How to test difference in means (due to outliers) when the distribution is not normal? Background
I have two conditions: A and B, with around 400 measurement points for each condition.
The most common result for both conditions is around '700', and neither one has a result below '600'.
Condition A has a long tail with results up to 10,000, while condition B has a longer tail with results up to 20,000.
Both the dependent variable and its residuals are not normally distributed (or even close to it).
What I'm trying to do
I want to test whether there is a difference in mean between the group, and whether there is a difference in the distribution, when outliers are taken into account.
Since the dependent variable/residuals are not normally distributed, I thought about using a non-parametric test such as Kruskal Wallis. However, since this test is rank-based, it means that I lose the difference due to outliers, which is crucial to the current analysis.

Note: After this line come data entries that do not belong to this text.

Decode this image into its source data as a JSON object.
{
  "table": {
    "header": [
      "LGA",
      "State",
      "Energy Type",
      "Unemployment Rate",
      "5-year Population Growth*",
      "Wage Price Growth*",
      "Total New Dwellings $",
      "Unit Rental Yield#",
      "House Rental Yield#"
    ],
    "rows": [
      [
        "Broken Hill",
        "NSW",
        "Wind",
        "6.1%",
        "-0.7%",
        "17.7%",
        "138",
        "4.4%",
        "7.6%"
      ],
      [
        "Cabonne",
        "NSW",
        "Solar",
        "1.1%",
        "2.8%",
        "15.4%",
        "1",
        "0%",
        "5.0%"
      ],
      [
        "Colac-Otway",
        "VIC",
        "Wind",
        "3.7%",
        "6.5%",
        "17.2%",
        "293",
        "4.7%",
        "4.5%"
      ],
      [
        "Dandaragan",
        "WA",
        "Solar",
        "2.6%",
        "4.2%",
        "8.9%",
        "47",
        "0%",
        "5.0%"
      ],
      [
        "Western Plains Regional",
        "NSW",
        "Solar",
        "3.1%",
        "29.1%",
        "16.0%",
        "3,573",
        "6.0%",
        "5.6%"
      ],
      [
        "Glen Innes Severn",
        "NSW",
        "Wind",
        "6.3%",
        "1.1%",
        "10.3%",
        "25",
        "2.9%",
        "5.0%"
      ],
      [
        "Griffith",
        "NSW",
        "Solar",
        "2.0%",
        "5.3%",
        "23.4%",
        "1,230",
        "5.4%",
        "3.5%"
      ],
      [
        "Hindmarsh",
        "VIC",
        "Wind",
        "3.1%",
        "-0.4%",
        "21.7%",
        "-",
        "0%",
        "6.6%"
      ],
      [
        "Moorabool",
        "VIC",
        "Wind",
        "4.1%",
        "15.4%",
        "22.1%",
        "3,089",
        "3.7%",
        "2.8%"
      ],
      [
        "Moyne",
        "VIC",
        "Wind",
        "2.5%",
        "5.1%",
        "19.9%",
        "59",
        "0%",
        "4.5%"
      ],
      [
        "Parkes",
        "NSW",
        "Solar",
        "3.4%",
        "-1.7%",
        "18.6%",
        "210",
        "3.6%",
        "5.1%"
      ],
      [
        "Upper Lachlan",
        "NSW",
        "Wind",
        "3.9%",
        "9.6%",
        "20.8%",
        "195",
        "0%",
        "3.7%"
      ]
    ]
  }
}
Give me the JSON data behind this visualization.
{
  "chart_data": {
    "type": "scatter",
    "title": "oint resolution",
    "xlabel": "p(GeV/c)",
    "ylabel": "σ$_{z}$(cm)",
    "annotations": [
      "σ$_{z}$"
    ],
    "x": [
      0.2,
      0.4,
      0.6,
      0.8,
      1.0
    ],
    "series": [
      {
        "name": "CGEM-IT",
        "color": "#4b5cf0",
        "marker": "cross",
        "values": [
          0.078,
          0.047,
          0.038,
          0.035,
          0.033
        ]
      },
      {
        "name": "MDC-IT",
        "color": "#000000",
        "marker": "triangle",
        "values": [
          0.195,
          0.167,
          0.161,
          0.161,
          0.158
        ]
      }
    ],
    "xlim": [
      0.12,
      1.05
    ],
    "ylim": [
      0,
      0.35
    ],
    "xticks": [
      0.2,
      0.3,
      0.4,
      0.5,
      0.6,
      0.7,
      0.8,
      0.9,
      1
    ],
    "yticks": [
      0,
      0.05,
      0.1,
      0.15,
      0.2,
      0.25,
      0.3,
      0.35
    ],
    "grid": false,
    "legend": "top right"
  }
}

The same happens when I perform a log-transformation (which also doesn't help reach a normal distribution anyway).
What can I do in this situation?
 A: You can still compare the means of the distributions, e.g. using the $t$-test, even if the distributions are highly skewed. This is because, according to the CLT, the means of samples drawn from a distribution will be normally distributed, even if the underlying distribution is not normal.
However, in skewed distributions, means are not very interesting, because they are strongly influenced by outliers, and can be far away from the distribution's central tendency. Therefore, in practice, skewed distributions are most commonly described by a median and an IQR, instead of a mean and a standard deviation. The standard test to compare two skewed distributions is the Wilcoxon-Mann-Whitney test.
A: This is a standard application for a permutation-test.
First, calculate the difference in means you observe.
Then, randomly permute the condition labels A and B. Calculate the difference in means between these randomly labeled data. Do this many times, e.g., 1,000 or 10,000 times. This process simulates the distribution of means under the null hypothesis of no effect of the condition.
Finally, insert the actually observed difference into this distribution of means. If you want a p value, calculate the tails of the empirical cumulative distribution of your permuted differences at the observed difference.
This is typically one of the first illustrations of permutation tests in standard textbooks. I believe this exact example is treated in the first chapters of Good's Permutation, Parametric, and Bootstrap Tests of Hypotheses.